Transparentem wrote that Nike had helped address recruitment fees and other problems at the Honsin factory, but it faulted Nike for not doing more at SP Garments and its Hing Yiap factory, which a Nike sublicensee had used. Nike insisted that it didn’t even use any of SP’s factories and that the sublicensee used the Hing Yiap without its authorization or knowledge. Nonetheless Nike said it had approached SP’s owner about making improvements.

Cimarron Nix, Nike’s director of labor, sustainable manufacturing and sourcing, said Nike had identified the problems at the Honsin factory months before Transparentem did. Nix said: “We have no relations with SP Garments” and “we are not in a position to have legal or other leverage.” “We are deeply engaged in respecting human rights across our supply chain,” Nix continued. “It is a journey of continuous improvement.”

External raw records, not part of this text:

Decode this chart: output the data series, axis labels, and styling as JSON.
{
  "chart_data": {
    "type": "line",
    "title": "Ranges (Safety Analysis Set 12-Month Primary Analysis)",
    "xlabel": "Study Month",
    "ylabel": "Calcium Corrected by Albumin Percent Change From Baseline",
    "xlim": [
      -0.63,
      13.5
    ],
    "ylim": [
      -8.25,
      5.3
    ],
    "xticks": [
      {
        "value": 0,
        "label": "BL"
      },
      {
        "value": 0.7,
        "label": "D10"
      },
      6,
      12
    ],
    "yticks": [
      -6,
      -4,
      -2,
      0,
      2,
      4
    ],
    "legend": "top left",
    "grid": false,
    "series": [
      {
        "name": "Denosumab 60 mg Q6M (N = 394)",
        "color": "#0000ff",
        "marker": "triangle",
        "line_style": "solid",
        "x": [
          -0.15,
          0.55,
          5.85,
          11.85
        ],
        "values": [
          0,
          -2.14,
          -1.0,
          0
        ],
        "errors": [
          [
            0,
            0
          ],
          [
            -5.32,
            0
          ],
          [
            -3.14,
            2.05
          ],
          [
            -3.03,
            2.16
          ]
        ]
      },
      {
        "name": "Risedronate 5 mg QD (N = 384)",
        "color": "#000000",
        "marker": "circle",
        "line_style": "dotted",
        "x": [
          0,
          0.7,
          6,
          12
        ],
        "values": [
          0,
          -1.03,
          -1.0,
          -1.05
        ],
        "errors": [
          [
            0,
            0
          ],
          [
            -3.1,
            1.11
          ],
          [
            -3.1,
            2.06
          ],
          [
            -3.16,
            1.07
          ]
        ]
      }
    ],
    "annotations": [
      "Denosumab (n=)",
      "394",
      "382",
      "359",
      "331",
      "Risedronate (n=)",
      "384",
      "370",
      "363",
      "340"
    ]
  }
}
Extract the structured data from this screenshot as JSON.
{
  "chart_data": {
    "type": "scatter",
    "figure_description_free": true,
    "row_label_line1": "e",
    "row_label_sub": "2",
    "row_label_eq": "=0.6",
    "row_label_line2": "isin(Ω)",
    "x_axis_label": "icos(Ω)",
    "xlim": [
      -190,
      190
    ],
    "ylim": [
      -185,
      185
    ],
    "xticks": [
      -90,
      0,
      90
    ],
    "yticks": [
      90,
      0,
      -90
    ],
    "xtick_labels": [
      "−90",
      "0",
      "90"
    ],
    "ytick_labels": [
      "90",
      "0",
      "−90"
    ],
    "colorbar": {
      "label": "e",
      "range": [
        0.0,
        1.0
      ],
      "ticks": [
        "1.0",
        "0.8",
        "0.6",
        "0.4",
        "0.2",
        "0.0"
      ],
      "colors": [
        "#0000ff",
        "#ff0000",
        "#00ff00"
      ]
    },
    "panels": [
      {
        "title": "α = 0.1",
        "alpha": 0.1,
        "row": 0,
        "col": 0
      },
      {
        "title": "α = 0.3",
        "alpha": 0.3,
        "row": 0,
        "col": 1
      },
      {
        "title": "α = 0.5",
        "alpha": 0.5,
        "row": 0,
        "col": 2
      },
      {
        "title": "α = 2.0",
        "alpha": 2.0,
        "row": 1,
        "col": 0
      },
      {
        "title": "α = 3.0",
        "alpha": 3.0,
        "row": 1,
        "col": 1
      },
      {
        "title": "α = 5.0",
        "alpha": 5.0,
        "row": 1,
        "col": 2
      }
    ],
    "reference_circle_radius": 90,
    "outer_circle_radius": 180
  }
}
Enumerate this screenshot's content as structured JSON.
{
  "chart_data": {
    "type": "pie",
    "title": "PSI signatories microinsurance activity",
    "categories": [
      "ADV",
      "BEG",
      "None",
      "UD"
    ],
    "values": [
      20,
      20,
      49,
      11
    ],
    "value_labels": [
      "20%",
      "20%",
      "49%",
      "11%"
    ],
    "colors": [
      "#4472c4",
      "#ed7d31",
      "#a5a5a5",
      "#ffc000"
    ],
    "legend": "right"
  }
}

But Skinner asked why Nike was still using Malaysian factories, like Honsin – where workers had to pay recruitment fees and where passports were confiscated – a decade after a 2008 exposé found that Nike was using a Malaysian factory that withheld passports, had illegal recruiting fees and had horrid housing conditions.

Transparentem’s report also criticized Variety Wholesalers – the retailing chain is headed by Art Pope the North Carolina multimillionaire and politician – for doing little to fix problems at Whitex, from which it had ordered garments through a middleman.

Templeton Blackburn, Variety Wholesalers’ general counsel, said Variety has never purchased goods from Whitex, but did buy “a very limited amount of goods from a New York vendor”. Variety said it didn’t “decline” to participate in remediation efforts, but had worked with its vendor and Transparentem to correct problems.

Transparentem also criticized Wolverine Worldwide, a footwear manufacturing based in Rockford, Michigan, saying that company should discuss with Perindustrian how it could do more to support reimbursement and that Wolverine “should assess whether its auditing” procedures “are thorough enough to detect suppliers’ risks of using forced labor”.

Wolverine responded that it takes “allegations of human rights violations” very seriously and said the factory has passed a “rigorous third-party audit” that didn’t find forced labor or other violations “claimed by Transparentem”. Wolverine says it was waiting for Transparentem to report back on audits before it took additional action.